Given any two cities, a and b out of N, we do not know which one is visited first in the shortest path, and we certainly don't know what a's successor will be in the solution. Even verifying a solution to the problem (Is this sequence of cities the shortest path?) cannot be done in polynomial time.

So, yes, the mere fact that there are N! orders to search through is by itself unconvincing about the hardness of the problem.

Lectures on it would be easy if that were the case: Good morning everyone; today we discuss a class of so-called "NP hard" problems, which occur whenever there is a combinatorial explosion in a search space. :)

> Given any two cities, a and b out of N, we do not know which one is visited first in the shortest path, and we certainly don't know what a's successor will be in the solution. Even verifying a solution to the problem (Is this sequence of cities the shortest path?) cannot be done in polynomial time.

Usually, the problem is simplified to a threshold test, like: Does this tour have path length < X? These kind of problems are equivalently difficult to produce solutions for in the general case, but are straightforward to verify.

That's true; "hard to verify" isn't the good criterion either for a succinct distinction; all kinds of hard problems are easy to verify in poly time, including a modified version of this one.
The most succinct informal description I have for NP-complete problems is lack of optimal substructure; that is, given a solution to part of the problem, it's possible for that to not help at all for solving the whole problem.

For Traveling Salesman, this means that given the best tour for an N-city graph, the best tour for the same graph augmented by a single vertex could be entirely different.

Yes, bingo.

And this is easy to then contrast with, say, sorting, to counter the earlier objection.

We can split the set into two, sort the two parts individually and then trivially merge the results.
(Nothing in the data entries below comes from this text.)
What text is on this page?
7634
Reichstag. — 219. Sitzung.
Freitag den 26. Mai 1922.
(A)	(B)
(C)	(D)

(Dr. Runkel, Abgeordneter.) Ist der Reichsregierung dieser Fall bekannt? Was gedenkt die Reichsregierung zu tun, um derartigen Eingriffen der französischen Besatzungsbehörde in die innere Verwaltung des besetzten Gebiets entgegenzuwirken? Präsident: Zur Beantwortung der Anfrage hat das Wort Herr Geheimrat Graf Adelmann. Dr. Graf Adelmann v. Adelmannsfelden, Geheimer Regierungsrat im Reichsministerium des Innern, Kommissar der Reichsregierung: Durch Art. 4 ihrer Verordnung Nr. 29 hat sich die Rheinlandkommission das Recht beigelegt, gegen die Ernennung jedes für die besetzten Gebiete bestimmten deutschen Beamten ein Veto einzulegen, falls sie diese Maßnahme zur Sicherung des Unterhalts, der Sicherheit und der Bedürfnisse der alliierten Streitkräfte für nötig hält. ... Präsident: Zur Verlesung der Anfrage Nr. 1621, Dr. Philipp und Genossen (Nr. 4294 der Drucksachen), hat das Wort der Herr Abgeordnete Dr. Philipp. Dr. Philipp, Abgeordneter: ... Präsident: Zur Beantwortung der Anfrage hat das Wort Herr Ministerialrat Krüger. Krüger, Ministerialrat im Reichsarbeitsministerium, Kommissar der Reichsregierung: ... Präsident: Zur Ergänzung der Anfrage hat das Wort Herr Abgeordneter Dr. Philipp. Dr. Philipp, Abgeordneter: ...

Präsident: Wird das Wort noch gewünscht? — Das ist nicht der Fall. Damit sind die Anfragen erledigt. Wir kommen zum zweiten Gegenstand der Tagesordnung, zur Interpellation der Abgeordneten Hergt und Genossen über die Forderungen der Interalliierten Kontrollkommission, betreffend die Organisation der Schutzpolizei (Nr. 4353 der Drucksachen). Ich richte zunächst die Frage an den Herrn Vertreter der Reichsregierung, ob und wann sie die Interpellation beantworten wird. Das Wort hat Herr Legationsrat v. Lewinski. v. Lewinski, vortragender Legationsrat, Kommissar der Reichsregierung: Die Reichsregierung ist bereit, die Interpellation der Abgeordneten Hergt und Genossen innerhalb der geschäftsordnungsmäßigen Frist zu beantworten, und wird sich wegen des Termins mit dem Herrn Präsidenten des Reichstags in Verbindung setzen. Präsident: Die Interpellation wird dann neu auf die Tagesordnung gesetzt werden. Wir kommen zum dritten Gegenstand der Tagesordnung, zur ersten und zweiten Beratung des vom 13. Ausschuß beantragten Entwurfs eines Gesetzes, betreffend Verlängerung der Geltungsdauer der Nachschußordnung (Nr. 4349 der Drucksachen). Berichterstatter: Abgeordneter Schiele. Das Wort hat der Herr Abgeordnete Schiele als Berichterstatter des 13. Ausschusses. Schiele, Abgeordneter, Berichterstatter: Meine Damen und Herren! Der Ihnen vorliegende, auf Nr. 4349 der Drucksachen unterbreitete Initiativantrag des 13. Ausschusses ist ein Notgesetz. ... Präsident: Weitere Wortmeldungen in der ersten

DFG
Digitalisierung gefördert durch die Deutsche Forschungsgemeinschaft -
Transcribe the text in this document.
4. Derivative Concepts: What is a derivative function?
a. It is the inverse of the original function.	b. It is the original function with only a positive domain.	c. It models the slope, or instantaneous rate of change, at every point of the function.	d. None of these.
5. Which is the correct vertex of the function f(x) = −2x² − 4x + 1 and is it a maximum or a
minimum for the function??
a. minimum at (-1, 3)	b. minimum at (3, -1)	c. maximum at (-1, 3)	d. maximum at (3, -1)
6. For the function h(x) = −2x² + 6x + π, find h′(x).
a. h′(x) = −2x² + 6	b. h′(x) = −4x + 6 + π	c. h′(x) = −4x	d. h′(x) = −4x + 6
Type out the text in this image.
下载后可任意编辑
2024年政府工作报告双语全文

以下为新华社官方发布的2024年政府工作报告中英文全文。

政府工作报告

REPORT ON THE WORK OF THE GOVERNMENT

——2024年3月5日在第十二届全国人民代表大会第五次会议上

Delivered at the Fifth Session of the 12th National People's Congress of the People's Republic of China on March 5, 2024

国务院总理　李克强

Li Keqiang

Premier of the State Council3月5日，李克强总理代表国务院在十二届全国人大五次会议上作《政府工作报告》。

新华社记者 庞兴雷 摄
We cannot split the cities into two, solve the traveling salesman problem, and then easily merge the results.

And adding a new element to a sorted list is just a linear insertion.

> Even verifying a solution to the problem (Is this sequence of cities the shortest path?) cannot be done in polynomial time.

This is a pretty funny claim to see made about one of the most famous NP-complete problems there is. As thelema314 points out, the usual certificate verifies "is this path shorter than a threshold?".

There are variations of the problem. The optimization version is NP-Hard, the decision version is NP-Complete.
On the bright side the halting problem is not causing much trouble, since people and mathematicians willingly write programs.
I've concluded that I can't just use these example problems to explain things to non-programmers without thinking about them and deciding whether they are targeted specifically at computer scientists or at the public.

For instance: the Byzantine generals problem can be understood by the public as well as scientists: it doesn't seem all that contrived, just simplified. However, the dining philosophers problem doesn't usually go down very well: it seems contrived rather than simplified. The response I usually get is something like: give them more chopsticks, DONE.

On that note, I really wish I had some lucid way of explaining that these model problems are whimsical ways of conveying the essence of a difficult abstract problem, rather than actually representing an actual concrete problem.